Ad alimentare le paure dei mercati finanziari per l’euro, sono le notizie secondo cui a Madrid ieri che il nuovo governo Partito Popolare potrebbe cercare un bail-out (salvataggio) sia dal fondo europeo di salvataggio dell’Unione europea o dal Fondo Monetario Internazionale.

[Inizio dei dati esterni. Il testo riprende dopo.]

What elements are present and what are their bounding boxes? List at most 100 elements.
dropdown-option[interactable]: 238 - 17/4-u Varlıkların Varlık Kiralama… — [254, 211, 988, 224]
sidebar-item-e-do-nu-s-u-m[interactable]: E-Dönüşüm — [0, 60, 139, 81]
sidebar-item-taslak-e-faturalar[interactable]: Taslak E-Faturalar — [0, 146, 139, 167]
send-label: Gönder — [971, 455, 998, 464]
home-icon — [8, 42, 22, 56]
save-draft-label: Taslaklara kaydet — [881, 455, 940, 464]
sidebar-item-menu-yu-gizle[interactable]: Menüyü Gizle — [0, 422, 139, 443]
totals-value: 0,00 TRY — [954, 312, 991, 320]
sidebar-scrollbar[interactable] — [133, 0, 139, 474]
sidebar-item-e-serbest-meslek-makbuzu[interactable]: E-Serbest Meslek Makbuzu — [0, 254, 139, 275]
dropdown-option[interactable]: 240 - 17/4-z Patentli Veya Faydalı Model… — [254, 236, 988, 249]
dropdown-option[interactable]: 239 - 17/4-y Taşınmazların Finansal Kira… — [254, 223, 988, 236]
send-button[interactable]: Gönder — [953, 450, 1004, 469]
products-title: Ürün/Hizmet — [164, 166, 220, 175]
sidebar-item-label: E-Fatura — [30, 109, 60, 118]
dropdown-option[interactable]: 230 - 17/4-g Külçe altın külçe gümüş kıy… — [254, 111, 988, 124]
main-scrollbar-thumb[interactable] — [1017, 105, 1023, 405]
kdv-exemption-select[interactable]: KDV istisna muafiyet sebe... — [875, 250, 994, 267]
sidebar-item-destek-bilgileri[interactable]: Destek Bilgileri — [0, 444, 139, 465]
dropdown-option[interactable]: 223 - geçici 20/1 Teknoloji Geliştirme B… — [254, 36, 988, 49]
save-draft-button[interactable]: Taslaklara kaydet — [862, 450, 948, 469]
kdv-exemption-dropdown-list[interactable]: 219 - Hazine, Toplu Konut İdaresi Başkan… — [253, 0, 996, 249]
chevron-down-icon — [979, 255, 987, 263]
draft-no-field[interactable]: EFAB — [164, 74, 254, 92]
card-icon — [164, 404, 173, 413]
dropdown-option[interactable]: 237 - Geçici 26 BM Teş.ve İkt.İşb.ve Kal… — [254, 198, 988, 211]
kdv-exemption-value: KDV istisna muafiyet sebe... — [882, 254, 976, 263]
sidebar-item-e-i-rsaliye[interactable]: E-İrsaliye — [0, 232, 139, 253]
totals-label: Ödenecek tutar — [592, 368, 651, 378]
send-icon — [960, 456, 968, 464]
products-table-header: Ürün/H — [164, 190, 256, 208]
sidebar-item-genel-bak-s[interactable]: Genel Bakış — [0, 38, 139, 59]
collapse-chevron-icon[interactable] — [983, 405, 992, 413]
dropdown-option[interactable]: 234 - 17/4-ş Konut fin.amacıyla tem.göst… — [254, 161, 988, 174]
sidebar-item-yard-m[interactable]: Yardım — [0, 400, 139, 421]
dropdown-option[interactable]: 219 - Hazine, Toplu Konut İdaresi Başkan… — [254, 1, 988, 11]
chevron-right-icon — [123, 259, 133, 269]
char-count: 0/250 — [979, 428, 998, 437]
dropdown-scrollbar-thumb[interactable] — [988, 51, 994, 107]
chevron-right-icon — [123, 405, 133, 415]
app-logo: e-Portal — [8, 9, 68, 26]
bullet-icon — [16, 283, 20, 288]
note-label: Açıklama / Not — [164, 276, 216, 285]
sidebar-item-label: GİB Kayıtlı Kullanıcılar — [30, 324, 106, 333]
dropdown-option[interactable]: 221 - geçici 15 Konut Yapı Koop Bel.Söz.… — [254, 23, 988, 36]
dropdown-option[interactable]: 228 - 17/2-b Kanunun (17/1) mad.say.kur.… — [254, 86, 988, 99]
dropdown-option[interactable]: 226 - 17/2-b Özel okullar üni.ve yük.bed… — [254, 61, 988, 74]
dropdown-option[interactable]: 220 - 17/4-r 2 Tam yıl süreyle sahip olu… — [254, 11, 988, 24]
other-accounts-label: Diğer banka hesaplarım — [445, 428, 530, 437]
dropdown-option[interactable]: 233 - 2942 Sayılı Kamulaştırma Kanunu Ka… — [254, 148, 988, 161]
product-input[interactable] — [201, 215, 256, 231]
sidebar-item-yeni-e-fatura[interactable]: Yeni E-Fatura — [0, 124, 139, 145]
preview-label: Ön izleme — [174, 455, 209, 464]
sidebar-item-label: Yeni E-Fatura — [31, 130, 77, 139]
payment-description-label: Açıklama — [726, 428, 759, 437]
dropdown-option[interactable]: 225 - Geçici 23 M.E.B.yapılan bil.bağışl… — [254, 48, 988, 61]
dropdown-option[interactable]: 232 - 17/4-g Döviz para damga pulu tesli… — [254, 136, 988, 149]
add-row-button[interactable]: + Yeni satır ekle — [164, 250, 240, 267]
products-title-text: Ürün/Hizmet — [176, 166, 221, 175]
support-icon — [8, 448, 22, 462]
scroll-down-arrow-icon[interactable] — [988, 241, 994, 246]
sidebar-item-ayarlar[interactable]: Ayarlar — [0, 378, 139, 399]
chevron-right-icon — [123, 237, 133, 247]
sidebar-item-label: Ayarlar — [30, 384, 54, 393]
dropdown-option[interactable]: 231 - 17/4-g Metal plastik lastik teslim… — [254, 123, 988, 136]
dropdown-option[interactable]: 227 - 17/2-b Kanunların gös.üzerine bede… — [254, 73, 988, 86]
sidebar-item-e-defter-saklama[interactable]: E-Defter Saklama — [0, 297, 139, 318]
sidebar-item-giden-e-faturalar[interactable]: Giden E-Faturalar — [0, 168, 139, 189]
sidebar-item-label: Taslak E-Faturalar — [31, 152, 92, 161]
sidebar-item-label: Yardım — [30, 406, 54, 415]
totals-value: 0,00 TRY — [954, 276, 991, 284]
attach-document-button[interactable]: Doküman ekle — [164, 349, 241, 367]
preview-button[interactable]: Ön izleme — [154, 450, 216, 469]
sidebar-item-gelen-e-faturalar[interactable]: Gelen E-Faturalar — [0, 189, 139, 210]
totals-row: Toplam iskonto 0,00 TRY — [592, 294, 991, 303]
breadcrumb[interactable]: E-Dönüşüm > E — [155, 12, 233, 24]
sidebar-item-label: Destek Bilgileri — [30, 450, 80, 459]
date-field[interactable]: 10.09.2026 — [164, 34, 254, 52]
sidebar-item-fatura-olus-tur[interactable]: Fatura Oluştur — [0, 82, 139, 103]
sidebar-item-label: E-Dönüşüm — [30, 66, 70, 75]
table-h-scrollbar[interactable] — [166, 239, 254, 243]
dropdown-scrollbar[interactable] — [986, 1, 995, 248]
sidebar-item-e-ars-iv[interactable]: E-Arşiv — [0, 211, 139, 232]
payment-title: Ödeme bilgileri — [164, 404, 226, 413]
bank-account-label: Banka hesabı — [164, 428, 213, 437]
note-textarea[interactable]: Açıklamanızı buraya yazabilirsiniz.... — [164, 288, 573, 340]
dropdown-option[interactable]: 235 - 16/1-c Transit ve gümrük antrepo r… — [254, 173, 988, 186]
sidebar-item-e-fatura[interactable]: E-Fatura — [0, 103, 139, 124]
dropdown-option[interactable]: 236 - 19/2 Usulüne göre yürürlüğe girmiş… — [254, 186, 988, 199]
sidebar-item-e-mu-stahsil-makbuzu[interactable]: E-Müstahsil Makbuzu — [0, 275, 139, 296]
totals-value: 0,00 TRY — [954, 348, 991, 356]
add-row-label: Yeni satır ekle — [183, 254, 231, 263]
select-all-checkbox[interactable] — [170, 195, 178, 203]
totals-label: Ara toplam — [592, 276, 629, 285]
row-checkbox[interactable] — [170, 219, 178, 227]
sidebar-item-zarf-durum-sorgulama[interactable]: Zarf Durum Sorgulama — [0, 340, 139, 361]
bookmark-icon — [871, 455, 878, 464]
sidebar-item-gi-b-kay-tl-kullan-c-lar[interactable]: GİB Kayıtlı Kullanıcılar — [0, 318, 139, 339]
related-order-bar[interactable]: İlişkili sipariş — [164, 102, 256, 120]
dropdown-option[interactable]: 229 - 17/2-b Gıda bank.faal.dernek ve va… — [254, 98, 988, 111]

Secondo l’Economist, questo situazione non può andare avanti per molto più tempo. Senza un drastico cambiamento di mentalita’ da parte della BCE e dei leader europei, la moneta unica potrebbe collassare nel giro di poche settimane. Qualsiasi evento possibile, dal fallimento di una grande banca alla caduta di un governo al flop di altre aste di bond, potrebbe causare la sua fine. “Nell’ultima settimana di gennaio – nota il settimanale inglese – l’Italia deve rifinanziare più di € 30 miliardi ($40 miliardi) di titoli di stato in scandeza. Se i mercati non comprano i Btp, e la BCE si rifiuta di andare in aiuto del Tesoro italiano, il terzo più grande debitore sovrano del mondo potrebbe essere spinto in default”.